Bundan sonra bir takım erkekleri ve kadınları gördüm.
Bunlara ateşte azap ediliyordu.
Bunların üzerine zebaniler musallat olmuştu.
Bunlar feryat ettikçe zebaniler ateşten sopalarla vuruyorlardı.
Karınlarına ateşten süngüleri saplıyorlardı.
Vücutlarını da ateşten kamçılarla dövüyorlardı.
Bunların azaplarını pek çetin gördüm.
-Bunlar kimlerdir ?
Malik şöyle anlattı:
-Bunlar analarına ve babalarına isyan ederek karşı gelenlerdir.

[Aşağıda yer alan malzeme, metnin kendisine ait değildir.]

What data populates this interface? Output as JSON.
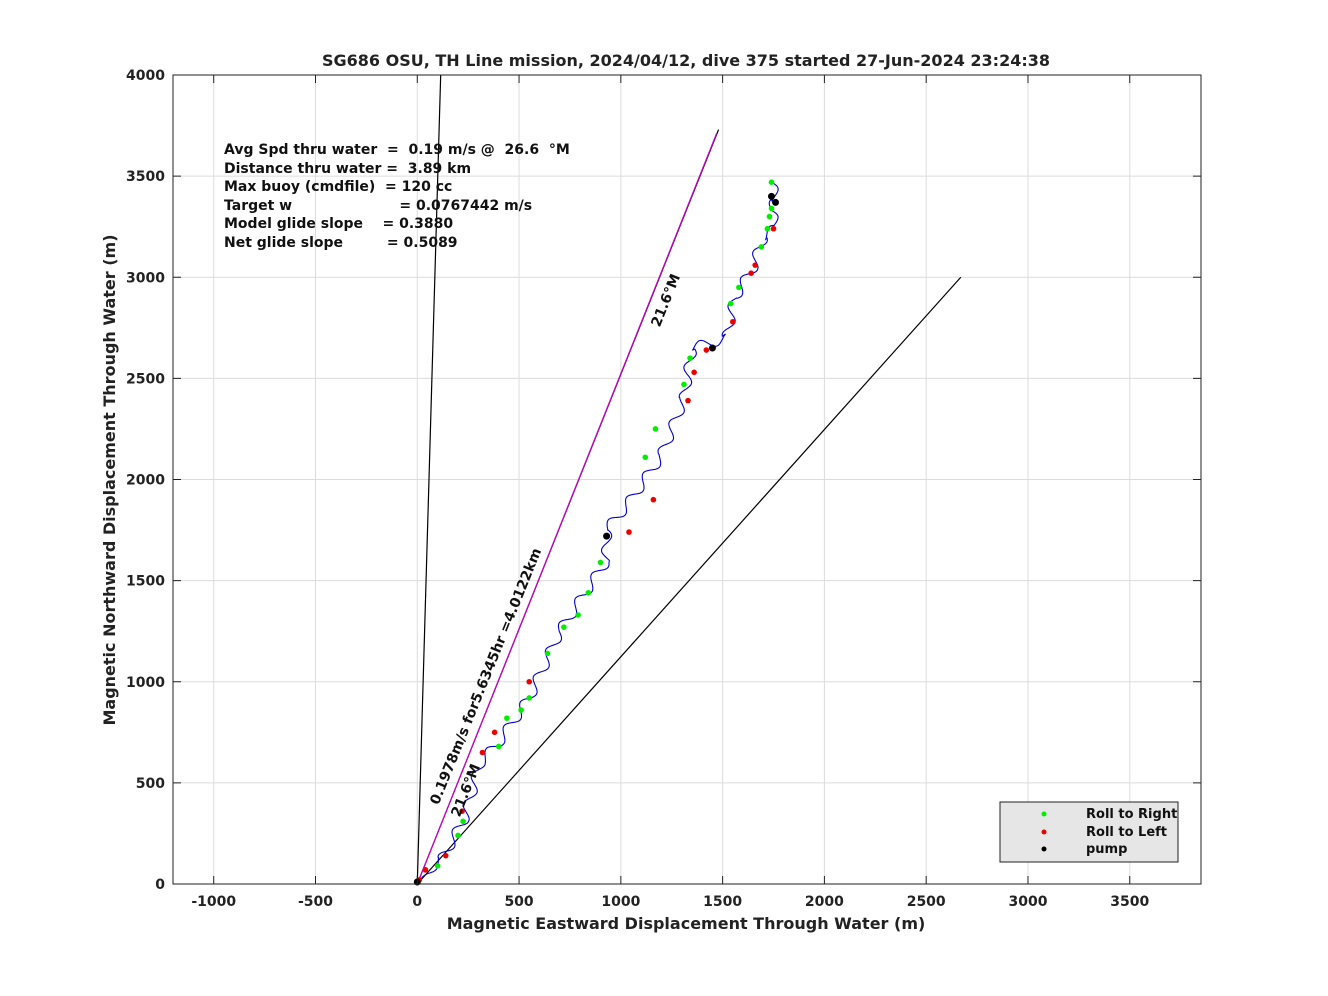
{
  "chart_data": {
    "type": "line",
    "title": "SG686 OSU, TH Line mission, 2024/04/12, dive 375 started 27-Jun-2024 23:24:38",
    "xlabel": "Magnetic Eastward Displacement Through Water (m)",
    "ylabel": "Magnetic Northward Displacement Through Water (m)",
    "xlim": [
      -1200,
      3850
    ],
    "ylim": [
      0,
      4000
    ],
    "xticks": [
      -1000,
      -500,
      0,
      500,
      1000,
      1500,
      2000,
      2500,
      3000,
      3500
    ],
    "yticks": [
      0,
      500,
      1000,
      1500,
      2000,
      2500,
      3000,
      3500,
      4000
    ],
    "grid": true,
    "stats": [
      "Avg Spd thru water  =  0.19 m/s @  26.6  °M",
      "Distance thru water =  3.89 km",
      "Max buoy (cmdfile)  = 120 cc",
      "Target w                      = 0.0767442 m/s",
      "Model glide slope    = 0.3880",
      "Net glide slope         = 0.5089"
    ],
    "annotations": {
      "heading_upper": "21.6°M",
      "heading_lower": "21.6°M",
      "course": "0.1978m/s for5.6345hr =4.0122km"
    },
    "reference_lines": [
      {
        "from": [
          0,
          0
        ],
        "to": [
          115,
          4000
        ],
        "color": "#000000"
      },
      {
        "from": [
          0,
          0
        ],
        "to": [
          1480,
          3730
        ],
        "color": "#000000"
      },
      {
        "from": [
          0,
          0
        ],
        "to": [
          1470,
          3710
        ],
        "color": "#cc00cc"
      },
      {
        "from": [
          0,
          0
        ],
        "to": [
          2670,
          3000
        ],
        "color": "#000000"
      }
    ],
    "track": {
      "color": "#0000cc",
      "anchors": [
        [
          0,
          0
        ],
        [
          120,
          120
        ],
        [
          230,
          320
        ],
        [
          310,
          600
        ],
        [
          400,
          700
        ],
        [
          550,
          920
        ],
        [
          700,
          1250
        ],
        [
          930,
          1600
        ],
        [
          930,
          1750
        ],
        [
          1050,
          1900
        ],
        [
          1200,
          2120
        ],
        [
          1310,
          2400
        ],
        [
          1350,
          2650
        ],
        [
          1520,
          2700
        ],
        [
          1560,
          2900
        ],
        [
          1650,
          3050
        ],
        [
          1700,
          3200
        ],
        [
          1760,
          3240
        ],
        [
          1740,
          3330
        ],
        [
          1760,
          3380
        ],
        [
          1740,
          3470
        ]
      ],
      "wiggle_amplitude": 25,
      "wiggle_cycles": 28
    },
    "series": [
      {
        "name": "Roll to Right",
        "color": "#00ee00",
        "points": [
          [
            100,
            90
          ],
          [
            225,
            310
          ],
          [
            200,
            240
          ],
          [
            400,
            680
          ],
          [
            440,
            820
          ],
          [
            510,
            860
          ],
          [
            550,
            920
          ],
          [
            640,
            1140
          ],
          [
            720,
            1270
          ],
          [
            790,
            1330
          ],
          [
            840,
            1440
          ],
          [
            900,
            1590
          ],
          [
            1120,
            2110
          ],
          [
            1170,
            2250
          ],
          [
            1310,
            2470
          ],
          [
            1340,
            2600
          ],
          [
            1540,
            2870
          ],
          [
            1580,
            2950
          ],
          [
            1690,
            3150
          ],
          [
            1720,
            3240
          ],
          [
            1730,
            3300
          ],
          [
            1740,
            3340
          ],
          [
            1740,
            3470
          ]
        ]
      },
      {
        "name": "Roll to Left",
        "color": "#ee0000",
        "points": [
          [
            10,
            20
          ],
          [
            40,
            70
          ],
          [
            140,
            140
          ],
          [
            220,
            360
          ],
          [
            380,
            750
          ],
          [
            320,
            650
          ],
          [
            550,
            1000
          ],
          [
            1040,
            1740
          ],
          [
            1160,
            1900
          ],
          [
            1330,
            2390
          ],
          [
            1360,
            2530
          ],
          [
            1420,
            2640
          ],
          [
            1550,
            2780
          ],
          [
            1640,
            3020
          ],
          [
            1660,
            3060
          ],
          [
            1750,
            3240
          ]
        ]
      },
      {
        "name": "pump",
        "color": "#000000",
        "points": [
          [
            0,
            10
          ],
          [
            930,
            1720
          ],
          [
            1450,
            2650
          ],
          [
            1760,
            3370
          ],
          [
            1740,
            3400
          ]
        ]
      }
    ]
  }
}
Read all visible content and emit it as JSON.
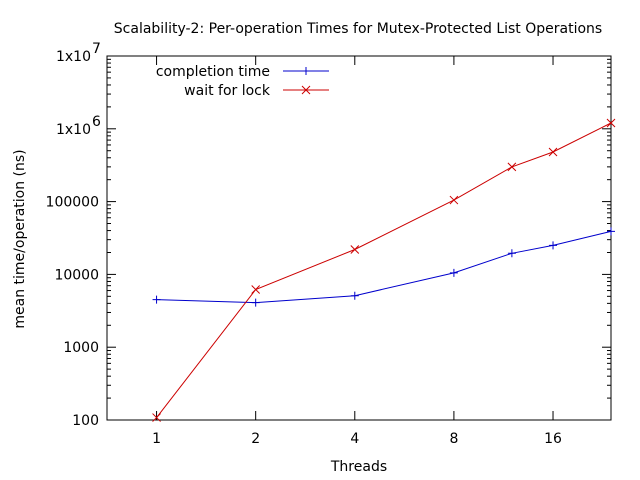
{
  "chart_data": {
    "type": "line",
    "title": "Scalability-2: Per-operation Times for Mutex-Protected List Operations",
    "xlabel": "Threads",
    "ylabel": "mean time/operation (ns)",
    "x_scale": "log2",
    "y_scale": "log10",
    "xlim": [
      0.7071,
      24
    ],
    "ylim": [
      100,
      10000000
    ],
    "x_ticks": [
      {
        "value": 1,
        "label": "1"
      },
      {
        "value": 2,
        "label": "2"
      },
      {
        "value": 4,
        "label": "4"
      },
      {
        "value": 8,
        "label": "8"
      },
      {
        "value": 16,
        "label": "16"
      }
    ],
    "y_ticks": [
      {
        "value": 100,
        "label": "100"
      },
      {
        "value": 1000,
        "label": "1000"
      },
      {
        "value": 10000,
        "label": "10000"
      },
      {
        "value": 100000,
        "label": "100000"
      },
      {
        "value": 1000000,
        "label": "1x10",
        "exp": "6"
      },
      {
        "value": 10000000,
        "label": "1x10",
        "exp": "7"
      }
    ],
    "grid": false,
    "legend_position": "top-left",
    "series": [
      {
        "name": "completion time",
        "color": "#0000cc",
        "marker": "plus",
        "x": [
          1,
          2,
          4,
          8,
          12,
          16,
          24
        ],
        "y": [
          4500,
          4100,
          5100,
          10500,
          19500,
          25000,
          39000
        ]
      },
      {
        "name": "wait for lock",
        "color": "#cc0000",
        "marker": "cross",
        "x": [
          1,
          2,
          4,
          8,
          12,
          16,
          24
        ],
        "y": [
          108,
          6200,
          22000,
          105000,
          300000,
          480000,
          1200000
        ]
      }
    ]
  }
}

Yine bir kavim gördüm,bunların boyunlarına ateşten dağlar gibi büyük halkalar geçirmişlerdi.
-Bunlar kimlerdir? diye sordum Malik şöyle anlattı:
-Bunlar üzerinde bulunan emanetleri sahiplerine vermeyenlerdir.
Bundan sonra bir kavim gördüm, zebaniler bunları ateşten bıçaklarla boğazlıyordu ama bunlar aynı saatte diriliyordu, bunlar dirilince zebaniler tekrar onları boğazlıyordu.
Bunlar kimlerdir?
-Bunlar haksız yere adam öldürenlerdir.
Bir kavim daha gördüm; gayet çirkin ve kötü kokulu cife (Ölü eti, leş) yiyorlardı.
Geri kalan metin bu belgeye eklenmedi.